По-французски-де надо сказать, что это «волк с горящими глазами», то есть существительное требует себе прилагательное и только, но никак не приложение в виде другого существительного. Сказать-то можно – чего не сказать?! – да вот стихами в русском звучании и в русском понимании это быть тут же перестает! «Волк с горящими глазами» в лучшем случае тянет на газетное объявление! И Цветаева это понимала как никто, ощущая подобную замену как подмену.

Ибо, даже «пиша по-французски», ориентировалась не на французское ухо, а на русскую поэтическую традицию в ее творческом, динамическом преломлении.

Точное количество цветаевских переводов из Пушкина до сих пор не установлено.

Куда менее повезло цветаевским переводам из Лермонтова. Лишь три из них увидели свет в канун войны, когда они были явно не ко двору – «Предсказание», «И скучно, и грустно…», «Нет, я не Байрон…» . Остальным девяти переводам суждено было забвение в России на долгие семьдесят лет, до ХХI века.
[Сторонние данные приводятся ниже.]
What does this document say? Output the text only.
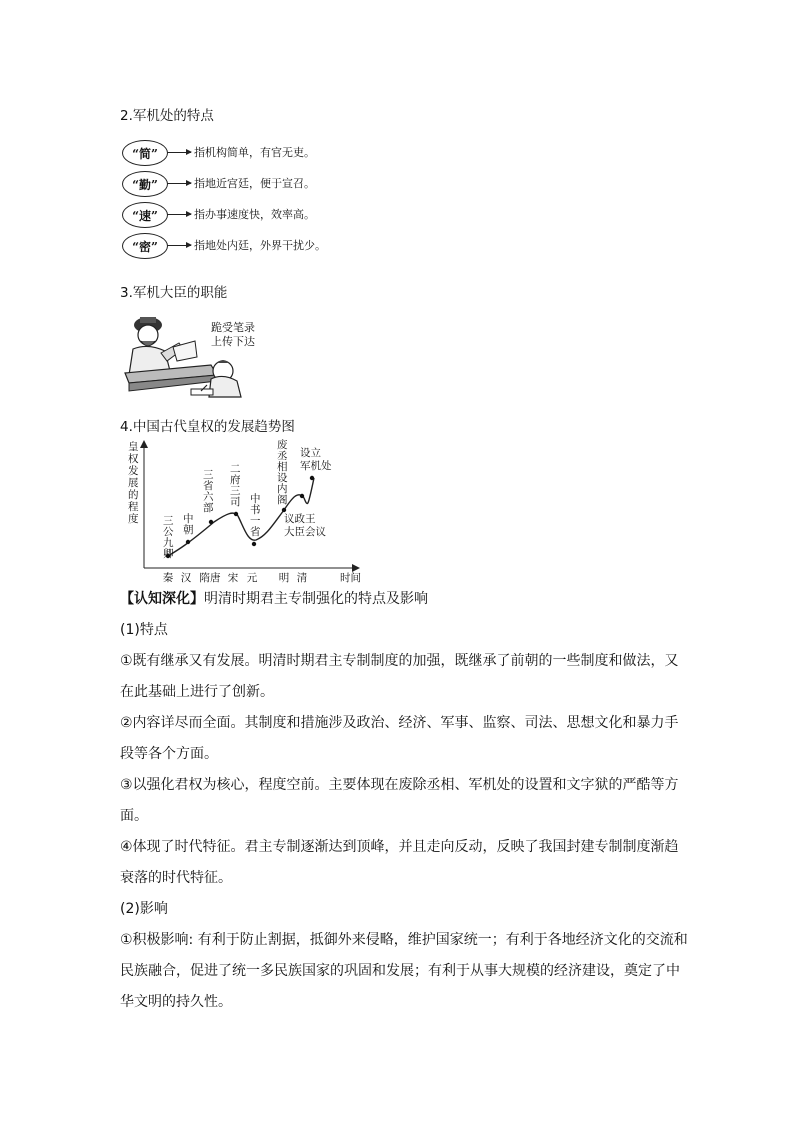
2.军机处的特点
“简”	指机构简单，有官无吏。
“勤”	指地近宫廷，便于宣召。
“速”	指办事速度快，效率高。
“密”	指地处内廷，外界干扰少。
3.军机大臣的职能
跪受笔录
上传下达
4.中国古代皇权的发展趋势图
皇权发展的程度 三公九卿
中朝
三省六部
二府三司 中书一省
废丞相设内阁
议政王大臣会议
设立军机处
秦 汉 隋唐 宋 元 明 清	时间

【认知深化】明清时期君主专制强化的特点及影响

(1)特点

①既有继承又有发展。明清时期君主专制制度的加强，既继承了前朝的一些制度和做法，又在此基础上进行了创新。

②内容详尽而全面。其制度和措施涉及政治、经济、军事、监察、司法、思想文化和暴力手段等各个方面。

③以强化君权为核心，程度空前。主要体现在废除丞相、军机处的设置和文字狱的严酷等方面。

④体现了时代特征。君主专制逐渐达到顶峰，并且走向反动，反映了我国封建专制制度渐趋衰落的时代特征。

(2)影响

①积极影响: 有利于防止割据，抵御外来侵略，维护国家统一；有利于各地经济文化的交流和民族融合，促进了统一多民族国家的巩固和发展；有利于从事大规模的经济建设，奠定了中华文明的持久性。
Законченные Цветаевой лермонтовские переводы удостоились рецензии литературоведа-лингвиста, выпускника Петербургского университета, профессора Ленинградского университета, бывшего ОПОЯЗовца Бориса Казанского. В отличие от трусливо-конъюнктурной внутренней рецензии Корнелия Зелинского на цветаевский сборник 1940 года, неопубликованный и переплетенный в машинописном сборнике Алексея Крученых, отзыв Бориса Казанского был, во всяком случае, сугубо лингвистическим и объективистским. Филолог-классик, он оценивал переводы Цветаевой не с позиций поэтической традиции в ее развитии и преломлении, но исключительно с точки зрения употребимости того или иного слова, термина или понятия во французском или в русском языках. И без всякого снисхождения, почти безжалостно приводит примеры огрехов, допущенных Цветаевой против норм и правил литературного языка. Вместе с тем, перечислив в финале своего отзыва удачные находки в переводах Цветаевой, он приходит к выводу, что она в дюжине своих переводов на французский «в сильной степени пересочиняет Лермонтова».
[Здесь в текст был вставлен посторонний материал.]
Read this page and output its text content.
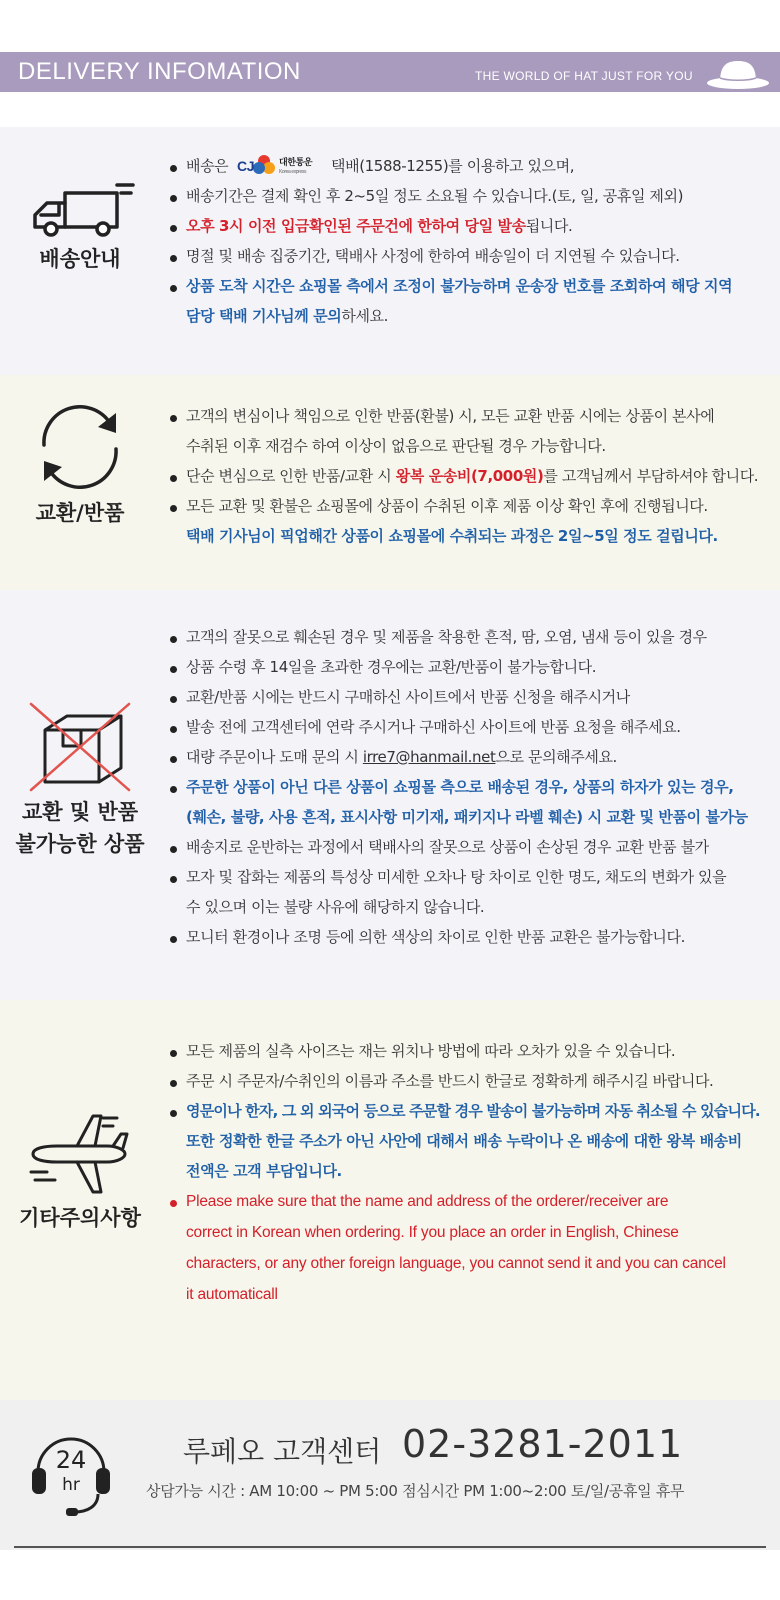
DELIVERY INFOMATION	THE WORLD OF HAT JUST FOR YOU
배송안내
배송은 CJ	대한통운
Korea express 택배(1588-1255)를 이용하고 있으며,
배송기간은 결제 확인 후 2~5일 정도 소요될 수 있습니다.(토, 일, 공휴일 제외)
오후 3시 이전 입금확인된 주문건에 한하여 당일 발송됩니다.
명절 및 배송 집중기간, 택배사 사정에 한하여 배송일이 더 지연될 수 있습니다.
상품 도착 시간은 쇼핑몰 측에서 조정이 불가능하며 운송장 번호를 조회하여 해당 지역
담당 택배 기사님께 문의하세요.
교환/반품
고객의 변심이나 책임으로 인한 반품(환불) 시, 모든 교환 반품 시에는 상품이 본사에
수취된 이후 재검수 하여 이상이 없음으로 판단될 경우 가능합니다.
단순 변심으로 인한 반품/교환 시 왕복 운송비(7,000원)를 고객님께서 부담하셔야 합니다.
모든 교환 및 환불은 쇼핑몰에 상품이 수취된 이후 제품 이상 확인 후에 진행됩니다.
택배 기사님이 픽업해간 상품이 쇼핑몰에 수취되는 과정은 2일~5일 정도 걸립니다.
교환 및 반품
불가능한 상품
고객의 잘못으로 훼손된 경우 및 제품을 착용한 흔적, 땀, 오염, 냄새 등이 있을 경우
상품 수령 후 14일을 초과한 경우에는 교환/반품이 불가능합니다.
교환/반품 시에는 반드시 구매하신 사이트에서 반품 신청을 해주시거나
발송 전에 고객센터에 연락 주시거나 구매하신 사이트에 반품 요청을 해주세요.
대량 주문이나 도매 문의 시 irre7@hanmail.net으로 문의해주세요.
주문한 상품이 아닌 다른 상품이 쇼핑몰 측으로 배송된 경우, 상품의 하자가 있는 경우,
(훼손, 불량, 사용 흔적, 표시사항 미기재, 패키지나 라벨 훼손) 시 교환 및 반품이 불가능
배송지로 운반하는 과정에서 택배사의 잘못으로 상품이 손상된 경우 교환 반품 불가
모자 및 잡화는 제품의 특성상 미세한 오차나 탕 차이로 인한 명도, 채도의 변화가 있을
수 있으며 이는 불량 사유에 해당하지 않습니다.
모니터 환경이나 조명 등에 의한 색상의 차이로 인한 반품 교환은 불가능합니다.
기타주의사항
모든 제품의 실측 사이즈는 재는 위치나 방법에 따라 오차가 있을 수 있습니다.
주문 시 주문자/수취인의 이름과 주소를 반드시 한글로 정확하게 해주시길 바랍니다.
영문이나 한자, 그 외 외국어 등으로 주문할 경우 발송이 불가능하며 자동 취소될 수 있습니다.
또한 정확한 한글 주소가 아닌 사안에 대해서 배송 누락이나 온 배송에 대한 왕복 배송비
전액은 고객 부담입니다.
Please make sure that the name and address of the orderer/receiver are
correct in Korean when ordering. If you place an order in English, Chinese
characters, or any other foreign language, you cannot send it and you can cancel
it automaticall
24
hr
루페오 고객센터 02-3281-2011
상담가능 시간 : AM 10:00 ~ PM 5:00 점심시간 PM 1:00~2:00 토/일/공휴일 휴무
Что тогда говорить о томах переводов Бориса Пастернака, который пересочинил Шекспира, Кальдерона, Гете, Шиллера, Клейста, Петефи, Словацкого и многих других настолько, что их стих стал явлением русского языка?! Бесспорно, цветаевские переводы из Пушкина и Лермонтова не сделались фактом французского языка, но они стали и остаются явлением русской поэзии на сопредельной языковой территории!

Несравнимо более объективным и справедливым было высказанное полвека спустя суждение не знавшей, в отличие от филолога-классика, французского языка Анны Саакянц о лермонтовских переводах Цветаевой: «Великий поэт был ее тайным собеседником; его же стихами Цветаева поверяла ему свою боль, которою была пронизана ее душа. Она строго соблюдала размер в некоторый ущерб французскому переводу, – и порой переосмысляла на свой лад, еще больше приближая к себе.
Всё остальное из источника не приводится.